Before tasting chocolate, visitors can tour a permaculture estate—a model of a sustainably operated natural ecosystem—and learn about Puerto Rico’s cocoa industry and how it affects conservation, climate change, and natural habitats. “We always change or add something different to our tour,” says Echevarria.

The couple uses their farm as an example for other Puerto Rican farmers who want to specialize in cacao. Through their “Project Pais,” they allow anyone to make a nominal donation of a grafted cacao tree to a farmer in Puerto Rico. “This initiative will help develop new cocoa farms around the island,” Echevarria said. To date, they have successfully “planted” over 400,000 trees.

Tucked away in the northern coastal village of Hatillo, the center of the island’s dairy industry, Vaca Negra was a game changer in the world of Puerto Rican cheese. Here, microbiologist-turned-cheesemaker Wanda Otero ages European-inspired cheeses (the island is best known for fresh varieties like queso fresco) from 100 percent whole milk. The company’s six artisan cheeses include Montebello, which has a great taste and aroma, and Ausubal, like Switzerland.

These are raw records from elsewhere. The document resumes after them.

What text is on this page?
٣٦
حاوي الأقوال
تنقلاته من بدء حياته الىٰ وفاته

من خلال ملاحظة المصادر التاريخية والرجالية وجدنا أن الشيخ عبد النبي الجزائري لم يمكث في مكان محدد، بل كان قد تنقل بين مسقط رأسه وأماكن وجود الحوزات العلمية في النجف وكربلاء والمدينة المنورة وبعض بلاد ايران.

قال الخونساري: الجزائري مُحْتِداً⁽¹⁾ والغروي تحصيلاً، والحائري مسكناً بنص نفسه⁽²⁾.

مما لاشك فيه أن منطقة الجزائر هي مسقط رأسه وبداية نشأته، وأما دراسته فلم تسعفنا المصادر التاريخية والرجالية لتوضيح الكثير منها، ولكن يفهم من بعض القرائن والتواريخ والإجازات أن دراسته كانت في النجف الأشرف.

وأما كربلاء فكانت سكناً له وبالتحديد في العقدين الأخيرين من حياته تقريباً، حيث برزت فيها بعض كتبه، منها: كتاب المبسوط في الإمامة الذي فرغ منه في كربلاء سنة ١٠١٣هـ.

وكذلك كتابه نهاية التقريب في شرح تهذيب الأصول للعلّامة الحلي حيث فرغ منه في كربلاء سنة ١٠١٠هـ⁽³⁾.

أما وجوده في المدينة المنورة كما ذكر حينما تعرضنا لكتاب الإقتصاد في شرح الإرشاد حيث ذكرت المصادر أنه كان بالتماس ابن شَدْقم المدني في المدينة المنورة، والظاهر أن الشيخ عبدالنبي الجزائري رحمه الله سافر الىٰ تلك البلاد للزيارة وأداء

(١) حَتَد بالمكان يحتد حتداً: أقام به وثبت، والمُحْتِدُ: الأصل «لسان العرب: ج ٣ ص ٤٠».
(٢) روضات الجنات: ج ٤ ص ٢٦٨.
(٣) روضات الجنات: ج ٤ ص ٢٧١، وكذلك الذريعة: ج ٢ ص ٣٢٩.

Vaca Negra hosts public tours every Saturday that educate visitors about the local dairy process and offer tours of the facility, followed by tastings of both cheeses and cheeses with flavors such as guava and coconut, and European-style yogurts. The highlight of each visit is the opportunity to make your own cheese. Add spices and herbs like parsley and garlic powder, stamp with your initials and then leave the cheese to age – a two-month process in a Vaca Negra cheese cellar. After that, you can send them out for fun.

Named for the couple’s three daughters, Hacienda Tres Ángeles (which means “Three Angels”) hosts reservation-only coffee plantation tours every Saturday that delve into Puerto Rico’s coffee history. The tour offers a view of both the coffee grounds and processing and ends in the hacienda’s own cafe, where participants will taste the freshly roasted Tres Angeles coffee, Arabica/Catura – medium roast single source coffee with chocolate and honey flavors. “This is a farm-to-cup experience,” said Meléndez Mulero.